Beyer P, Al-Babili S, Ye X, Lucca P, Schaub P, Welsch R, Potrykus I. Golden Rice: introducing the beta-carotene biosynthesis pathway into rice endosperm by genetic engineering to defeat vitamin A deficiency. J Nutr. 2002 Mar;132(3):506S-510S. doi: 10.1093/jn/132.3.506S. 

 Abstract. To obtain a functioning provitamin A (beta-carotene) biosynthetic pathway in rice endosperm, we introduced in a single, combined transformation effort the cDNA coding for phytoene synthase (psy) and lycopene beta-cyclase (beta-lcy) both from Narcissus pseudonarcissus and both under the control of the endosperm-specific glutelin promoter together with a bacterial phytoene desaturase (crtI, from Erwinia uredovora under constitutive 35S promoter control).
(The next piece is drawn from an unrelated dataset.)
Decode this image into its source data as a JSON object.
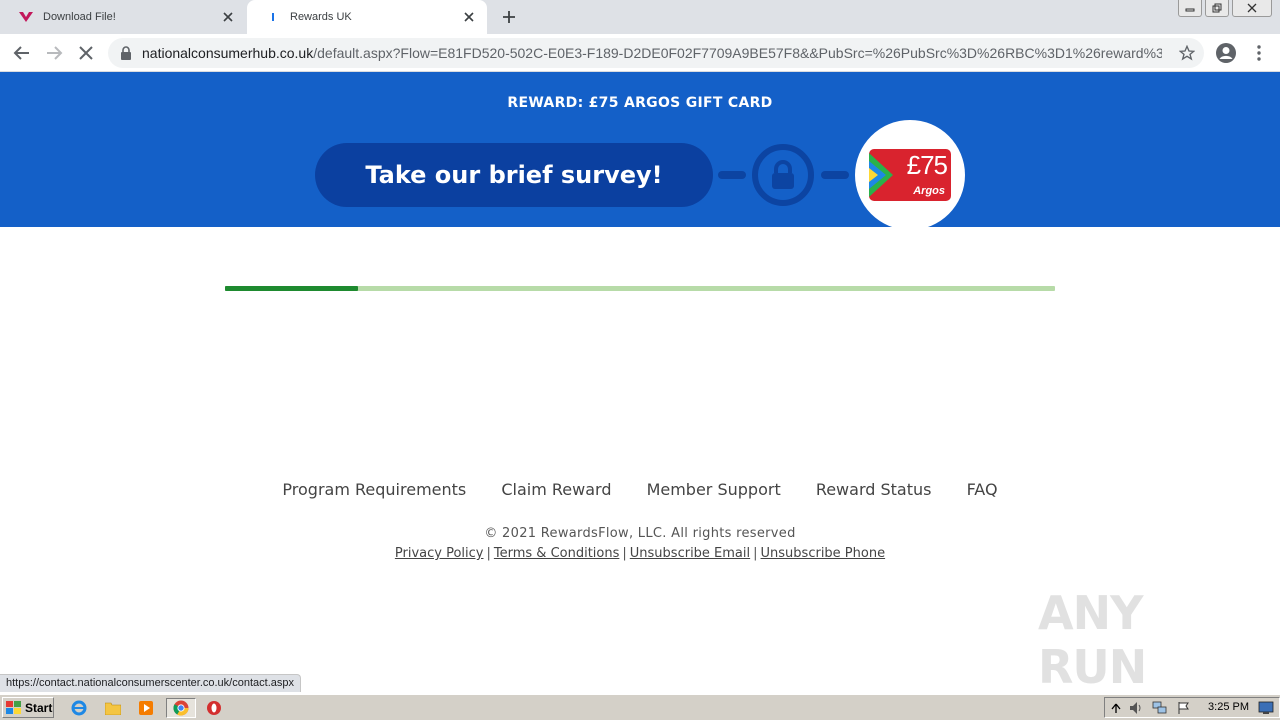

This combination covers the requirements for beta-carotene synthesis and, as hoped, yellow beta-carotene-bearing rice endosperm was obtained in the T(0)-generation. Additional experiments revealed that the presence of beta-lcy was not necessary, because psy and crtI alone were able to drive beta-carotene synthesis as well as the formation of further downstream xanthophylls. Plausible explanations for this finding are that these downstream enzymes are constitutively expressed in rice endosperm or are induced by the transformation, e.g., by enzymatically formed products. Results using N. pseudonarcissus as a model system led to the development of a hypothesis, our present working model, that trans-lycopene or a trans-lycopene derivative acts as an inductor in a kind of feedback mechanism stimulating endogenous carotenogenic genes. Various institutional arrangements for disseminating Golden Rice to research institutes in developing countries also are discussed.